Monday, July 14, 2008
How to know satire is working
Some people will get it.
Some people won't.
The "people who don't get it" are usually the ones who "the people who get it" are laughing at.
Some people will say, "While I get it, others won't. So it will have the opposite effect that it intended." These people are the "smart" people who publish newspapers and appear on TV and usually act like they know more than you or me.
Some people will say, "This is untrue and shameful," and they will be correct, because the untruth and shamefulness is at the heart of the humor. However the people who say, "This is untrue and shameful" are usually the people at whom the humor is aimed. Or they are the friends, or employees of the people at whom the humor is aimed.
Some people will say, "It's not funny." Satire is not necessarily funny. Satire is usually not funny to those being satirized.
Satire can use humor, but it can also use exaggeration, derision, parody, ridicule, irony, magnification and misrepresention to hold human faults and follies up to censure.
Good satire should make anyone who witnesses it, gasp.
Here was Jonathan Swift, from A Modest Proposal, on the problem of Irish overpopulation in the 18th century:
I have been assured by a very knowing American of my acquaintance in London, that a young healthy child well nursed is at a year old a most delicious, nourishing, and wholesome food, whether stewed, roasted, baked, or boiled; and I make no doubt that it will equally serve in a fricassee or a ragout.
So, the New Yorker cover, of Barack Obama as a radical Muslim, and Michelle Obama as a resurrected Black Panther, meets all the tests of satire.
It holds up for censure, uninformed right-wing xenophobes, the press who bolsters the rumors spread by right-wing xenophobes, politicians, political writers, candidates, pundits and a less-than-rigorous fourth estate.
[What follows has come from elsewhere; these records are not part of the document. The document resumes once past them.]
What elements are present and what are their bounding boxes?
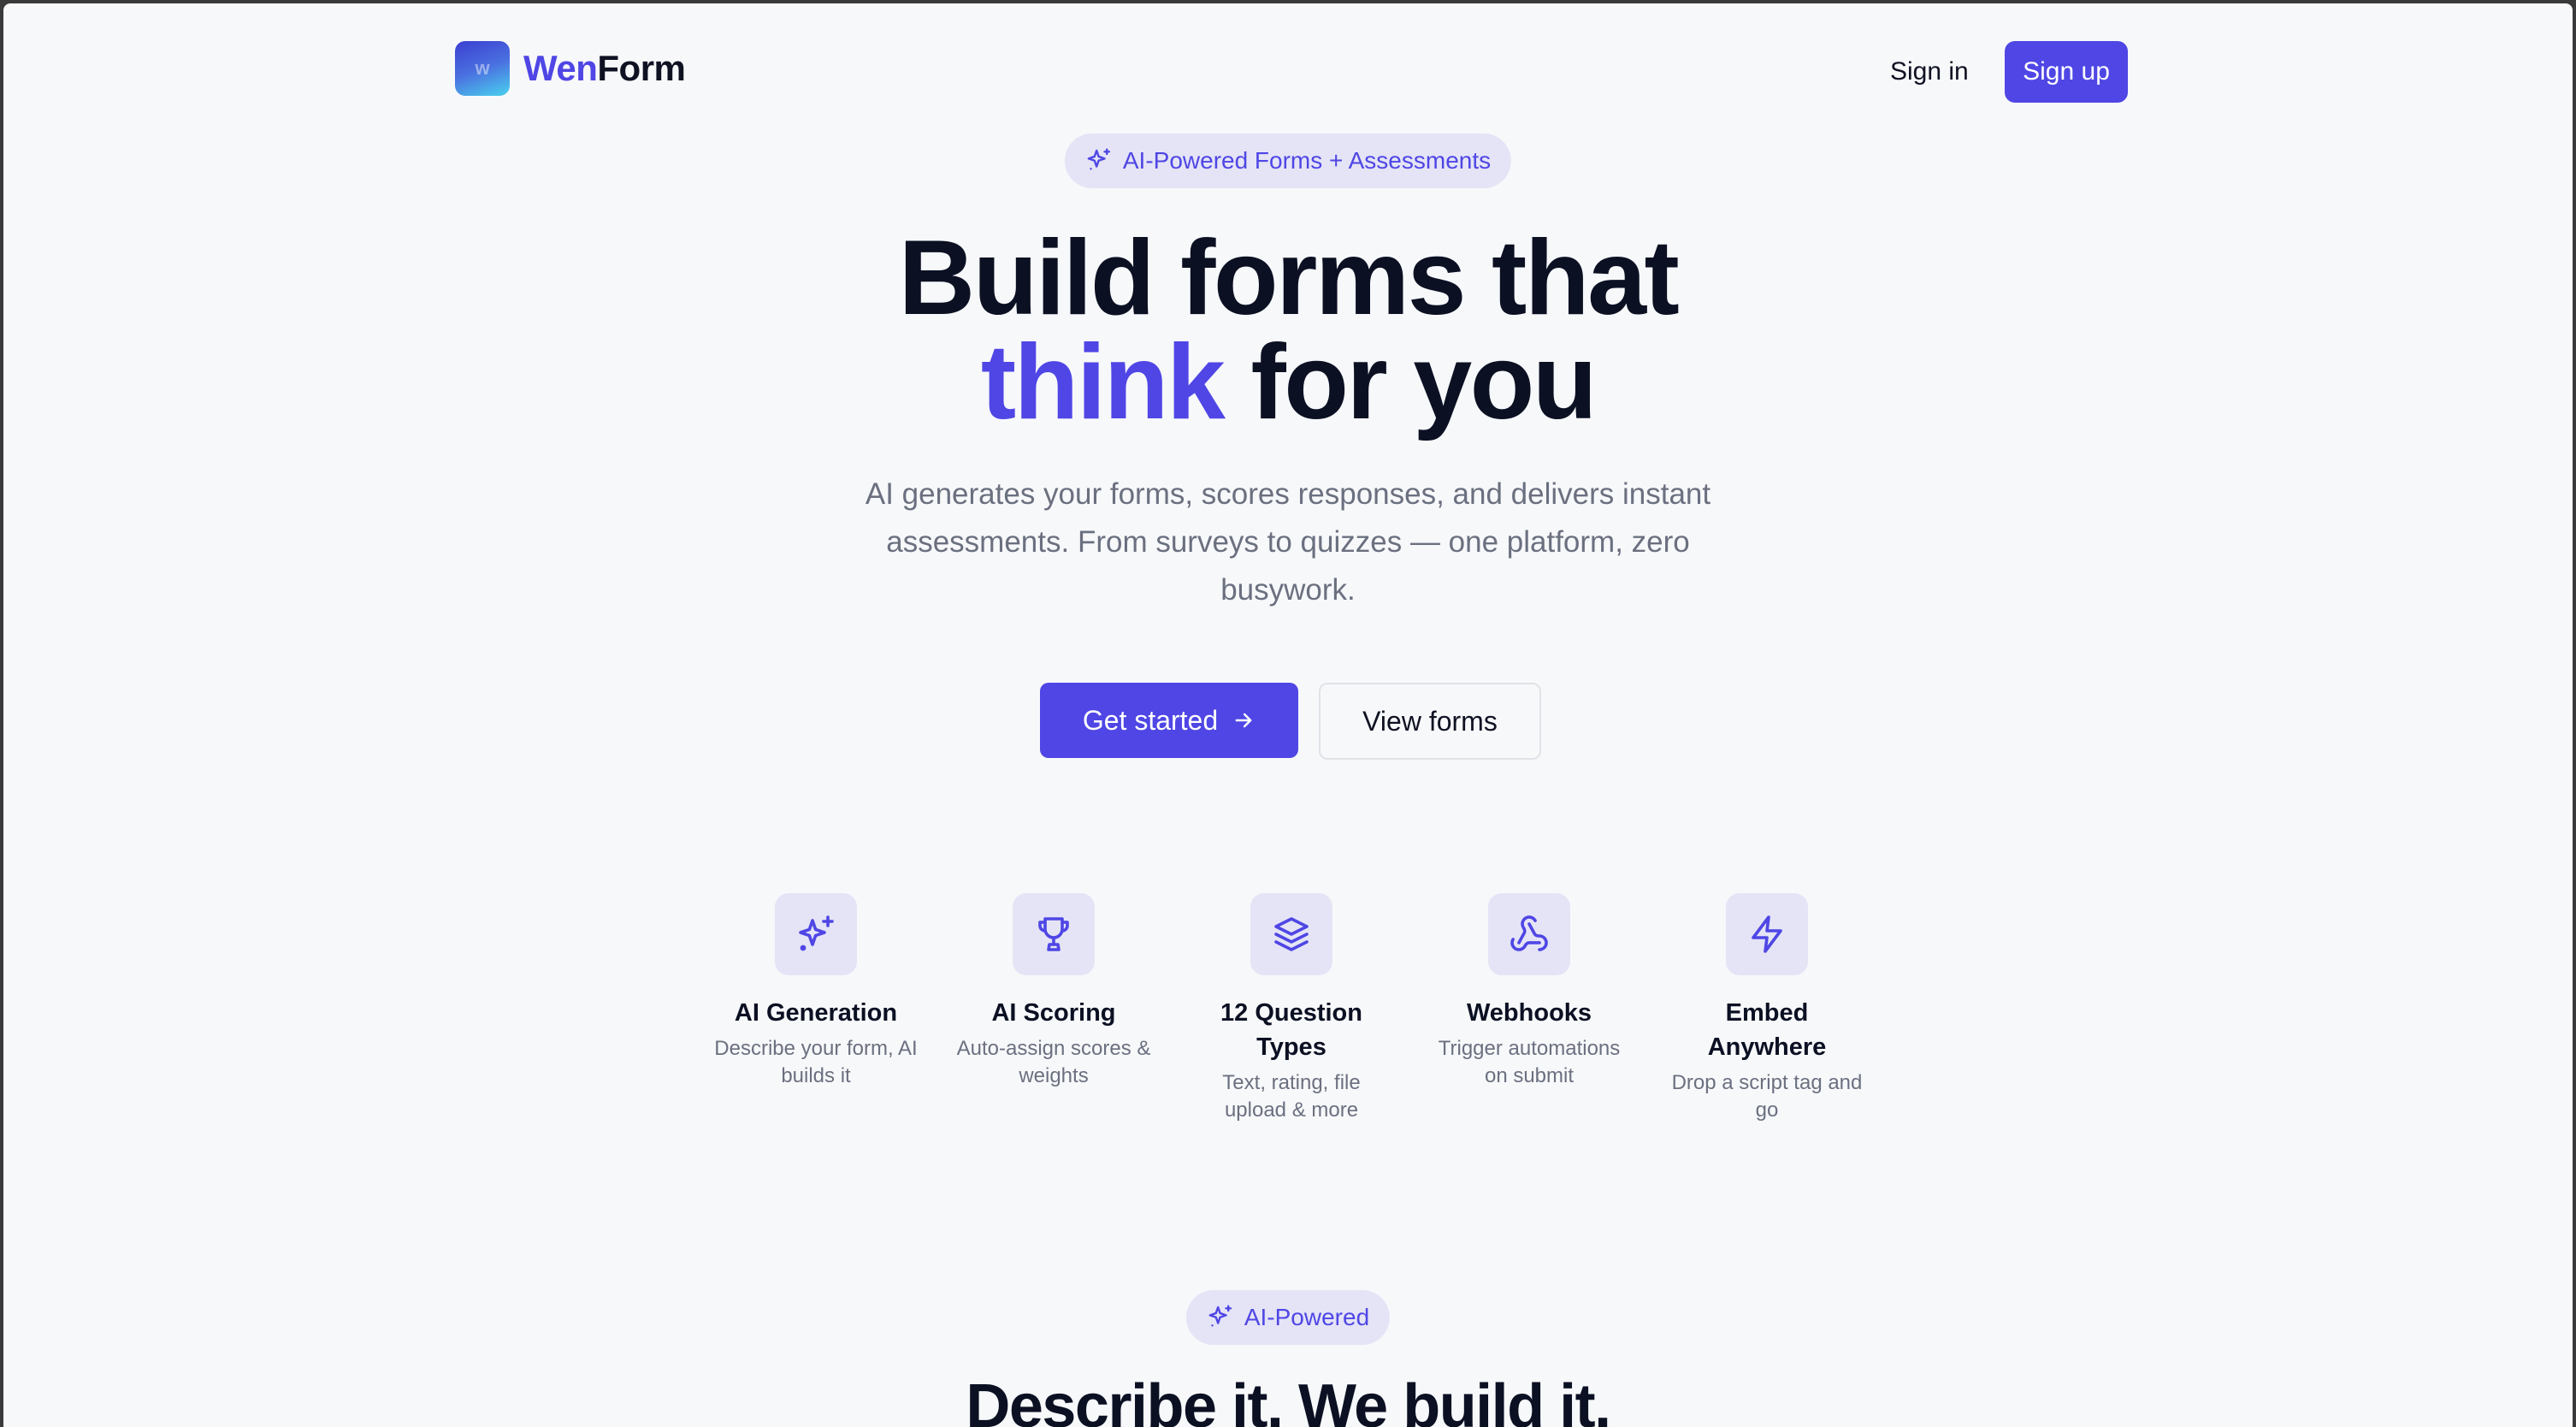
feature-description: Trigger automations on submit [1438,1037,1621,1087]
arrow-right-icon [1235,713,1252,728]
sign-up-button[interactable]: Sign up [2005,41,2128,103]
feature-question-types: 12 Question Types Text, rating, file upl… [1189,893,1394,1124]
feature-title: AI Generation [734,999,898,1027]
lightning-icon [1752,915,1782,953]
browser-viewport: w WenForm Sign in Sign up AI-Powered For… [3,3,2573,1427]
logo-wordmark: WenForm [523,48,686,89]
feature-description: Auto-assign scores & weights [956,1037,1151,1087]
layers-icon [1274,917,1309,951]
logo-mark-letter: w [475,57,490,79]
section-badge-label: AI-Powered [1244,1304,1370,1330]
feature-description: Text, rating, file upload & more [1222,1071,1361,1122]
hero-cta-row: Get started View forms [3,683,2573,760]
feature-icon-box [775,893,857,975]
feature-icon-box [1013,893,1095,975]
logo-mark-icon: w [455,41,510,96]
hero-subtitle: AI generates your forms, scores response… [865,477,1711,607]
section-heading: Describe it. We build it. [966,1372,1611,1427]
sign-in-link[interactable]: Sign in [1878,41,1981,103]
trophy-icon [1038,917,1069,951]
logo-wordmark-rest: Form [597,48,686,88]
hero-title-highlight: think [980,323,1226,441]
feature-icon-box [1250,893,1332,975]
hero-title-line2-rest: for you [1223,323,1597,441]
sparkles-icon [1208,1305,1232,1327]
feature-embed-anywhere: Embed Anywhere Drop a script tag and go [1664,893,1870,1124]
logo[interactable]: w WenForm [455,41,686,96]
logo-wordmark-accent: Wen [523,48,598,88]
feature-webhooks: Webhooks Trigger automations on submit [1427,893,1632,1090]
sparkles-icon [1087,148,1111,170]
feature-title: AI Scoring [991,999,1116,1027]
site-header: w WenForm Sign in Sign up [3,3,2573,140]
hero-badge: AI-Powered Forms + Assessments [1064,133,1512,188]
feature-icon-box [1488,893,1570,975]
feature-ai-scoring: AI Scoring Auto-assign scores & weights [951,893,1156,1090]
sparkles-icon [799,915,834,951]
hero-title-line2: think for you [3,329,2573,435]
get-started-button[interactable]: Get started [1040,683,1298,758]
feature-ai-generation: AI Generation Describe your form, AI bui… [713,893,919,1090]
view-forms-button[interactable]: View forms [1319,683,1541,760]
get-started-label: Get started [1082,704,1219,736]
feature-description: Describe your form, AI builds it [714,1037,918,1087]
feature-description: Drop a script tag and go [1671,1071,1863,1122]
hero-title-line1: Build forms that [898,219,1680,337]
feature-title: Webhooks [1466,999,1592,1027]
feature-title: 12 Question Types [1220,999,1362,1061]
webhook-icon [1510,915,1548,951]
feature-icon-box [1726,893,1808,975]
hero-title: Build forms that think for you [3,219,2573,435]
hero-badge-label: AI-Powered Forms + Assessments [1122,147,1492,174]
feature-title: Embed Anywhere [1707,999,1827,1061]
section-badge: AI-Powered [1185,1290,1391,1345]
When the days after its release are spent with panelists on political talk shows debating the tastefulness of the cover, its effect on politics, its reflections on the judgment of the editor and the cartoonist, when the Obama campaign said that most readers would find it "tasteless and offensive, when the New York Times mistakenly thinks the cover is a joke about Obama, when Colin McEnroe calls release of the cover "nightmarishly bad judgment", when fellow cartoonists feel that the cartoon should have had a title, or shown a right-winger painting the picture, or was simply "shallow and non-contextual," when people like Democratic analyst Tanya Acker says, "if it were clear it were satire, or rather if the Obama's didn't so often have to address a lot of the rumors that were here being satirized, then it would be a lot funnier," then, you know the cover has done it's work.
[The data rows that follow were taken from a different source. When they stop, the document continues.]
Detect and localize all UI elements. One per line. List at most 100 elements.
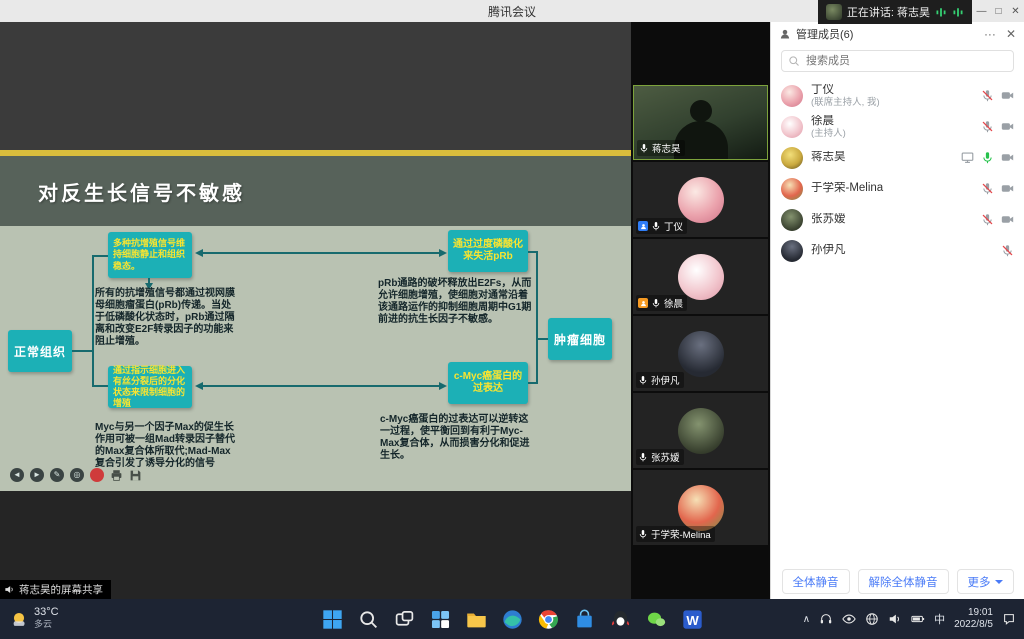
screen-share-label-text: 蒋志昊的屏幕共享 bbox=[19, 582, 103, 597]
camera-icon[interactable] bbox=[1001, 89, 1014, 102]
tray-time: 19:01 bbox=[954, 607, 993, 619]
member-row-zhangsuai[interactable]: 张苏嫒 bbox=[771, 204, 1024, 235]
more-button[interactable]: 更多 bbox=[957, 569, 1014, 594]
avatar bbox=[678, 485, 724, 531]
speaking-toast: 正在讲话: 蒋志昊 bbox=[818, 0, 972, 24]
member-name: 蒋志昊 bbox=[811, 151, 953, 164]
weather-icon bbox=[10, 609, 28, 627]
wechat-button[interactable] bbox=[644, 607, 668, 631]
arrow-double-bottom-icon bbox=[202, 385, 440, 387]
unmute-all-button[interactable]: 解除全体静音 bbox=[858, 569, 949, 594]
store-button[interactable] bbox=[572, 607, 596, 631]
host-badge-icon bbox=[638, 298, 648, 308]
tile-name-label: 张苏嫒 bbox=[636, 449, 684, 465]
arrow-down-icon bbox=[148, 278, 150, 284]
connector-left-top bbox=[92, 255, 108, 257]
minimize-button[interactable]: — bbox=[973, 0, 990, 22]
headset-icon[interactable] bbox=[819, 612, 833, 626]
battery-icon[interactable] bbox=[911, 612, 925, 626]
file-explorer-button[interactable] bbox=[464, 607, 488, 631]
mic-muted-icon[interactable] bbox=[981, 182, 994, 195]
eye-icon[interactable] bbox=[842, 612, 856, 626]
member-row-yuxuerong[interactable]: 于学荣-Melina bbox=[771, 173, 1024, 204]
weather-widget[interactable]: 33°C 多云 bbox=[10, 606, 59, 630]
member-search bbox=[781, 50, 1014, 72]
caret-down-icon bbox=[995, 580, 1003, 584]
prev-tool-button[interactable]: ◄ bbox=[10, 468, 24, 482]
camera-icon[interactable] bbox=[1001, 182, 1014, 195]
member-name: 张苏嫒 bbox=[811, 213, 973, 226]
video-tile-xuchen[interactable]: 徐晨 bbox=[633, 239, 768, 314]
search-input[interactable] bbox=[781, 50, 1014, 72]
slide-title: 对反生长信号不敏感 bbox=[38, 177, 245, 206]
member-role: (主持人) bbox=[811, 128, 973, 139]
next-tool-button[interactable]: ► bbox=[30, 468, 44, 482]
taskbar-apps bbox=[320, 607, 704, 631]
video-tile-jiangzhihao[interactable]: 蒋志昊 bbox=[633, 85, 768, 160]
tile-name: 张苏嫒 bbox=[651, 450, 680, 464]
member-row-sunyifan[interactable]: 孙伊凡 bbox=[771, 235, 1024, 266]
mic-on-icon[interactable] bbox=[981, 151, 994, 164]
edge-button[interactable] bbox=[500, 607, 524, 631]
save-button[interactable] bbox=[129, 469, 142, 482]
close-button[interactable]: ✕ bbox=[1007, 0, 1024, 22]
screen-share-label: 蒋志昊的屏幕共享 bbox=[0, 580, 111, 599]
mic-icon bbox=[638, 375, 648, 385]
tray-expand-button[interactable]: ∧ bbox=[803, 614, 810, 625]
chrome-button[interactable] bbox=[536, 607, 560, 631]
video-tile-dingyi[interactable]: 丁仪 bbox=[633, 162, 768, 237]
app-title: 腾讯会议 bbox=[488, 3, 536, 20]
widgets-button[interactable] bbox=[428, 607, 452, 631]
mic-muted-icon[interactable] bbox=[981, 213, 994, 226]
network-icon[interactable] bbox=[865, 612, 879, 626]
clock[interactable]: 19:01 2022/8/5 bbox=[954, 607, 993, 631]
language-indicator[interactable]: 中 bbox=[934, 611, 945, 627]
laser-tool-button[interactable]: ◎ bbox=[70, 468, 84, 482]
qq-button[interactable] bbox=[608, 607, 632, 631]
connector-left-bottom bbox=[92, 385, 108, 387]
video-tile-zhangsuai[interactable]: 张苏嫒 bbox=[633, 393, 768, 468]
speaker-icon bbox=[4, 584, 15, 595]
window-controls: — □ ✕ bbox=[973, 0, 1024, 22]
mute-all-button[interactable]: 全体静音 bbox=[782, 569, 850, 594]
panel-menu-button[interactable]: ··· bbox=[984, 27, 996, 41]
task-view-button[interactable] bbox=[392, 607, 416, 631]
member-row-xuchen[interactable]: 徐晨 (主持人) bbox=[771, 111, 1024, 142]
tile-name-label: 徐晨 bbox=[636, 295, 687, 311]
member-row-jiangzhihao[interactable]: 蒋志昊 bbox=[771, 142, 1024, 173]
red-marker-tool-button[interactable] bbox=[90, 468, 104, 482]
panel-close-button[interactable]: ✕ bbox=[1006, 27, 1016, 41]
camera-icon[interactable] bbox=[1001, 120, 1014, 133]
mic-muted-icon[interactable] bbox=[981, 89, 994, 102]
notification-button[interactable] bbox=[1002, 612, 1016, 626]
system-tray: ∧ 中 19:01 2022/8/5 bbox=[803, 599, 1016, 639]
screen-share-icon[interactable] bbox=[961, 151, 974, 164]
avatar bbox=[678, 408, 724, 454]
mic-muted-icon[interactable] bbox=[1001, 244, 1014, 257]
camera-icon[interactable] bbox=[1001, 213, 1014, 226]
box-prb-phosphorylation: 通过过度磷酸化来失活pRb bbox=[448, 230, 528, 272]
video-tile-sunyifan[interactable]: 孙伊凡 bbox=[633, 316, 768, 391]
member-row-dingyi[interactable]: 丁仪 (联席主持人, 我) bbox=[771, 80, 1024, 111]
more-button-label: 更多 bbox=[968, 574, 991, 590]
video-tile-yuxuerong[interactable]: 于学荣-Melina bbox=[633, 470, 768, 545]
pen-tool-button[interactable]: ✎ bbox=[50, 468, 64, 482]
audio-wave-icon bbox=[952, 6, 964, 18]
print-button[interactable] bbox=[110, 469, 123, 482]
avatar bbox=[678, 177, 724, 223]
start-button[interactable] bbox=[320, 607, 344, 631]
member-name: 于学荣-Melina bbox=[811, 182, 973, 195]
mic-icon bbox=[638, 529, 648, 539]
avatar bbox=[781, 209, 803, 231]
tile-name-label: 蒋志昊 bbox=[637, 140, 685, 156]
members-panel-title: 管理成员(6) bbox=[796, 26, 853, 42]
member-list: 丁仪 (联席主持人, 我) 徐晨 (主持人) bbox=[771, 80, 1024, 266]
maximize-button[interactable]: □ bbox=[990, 0, 1007, 22]
members-icon bbox=[779, 28, 791, 40]
word-button[interactable] bbox=[680, 607, 704, 631]
taskbar-search-button[interactable] bbox=[356, 607, 380, 631]
mic-muted-icon[interactable] bbox=[981, 120, 994, 133]
volume-icon[interactable] bbox=[888, 612, 902, 626]
camera-icon[interactable] bbox=[1001, 151, 1014, 164]
members-panel-header: 管理成员(6) ··· ✕ bbox=[771, 22, 1024, 46]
Has it shocked people? Yes. Have most people understood the satire? Yes. Have many people, too ignornant, or too connected not appreciated the satire? Yes. Will it be remembered along with other, famous, satirical magazine covers? Yes. Has the New Yorker been a rare example of a magazine which has opposed the heinous actions of the Bush administration since it took office, and been a defender of Barack Obama since the beginning of his candidacy. Yes. Has the cover gotten people talking? Yes. Will it sell magazines? Yes.
Then the cover has done its work.
I can't imagine that in the dark recesses where right-wing zealots, racists and intolerant xenophobes gather that there will be a surge in New Yorker subscriptions. But if there are, then the cover has done it's work.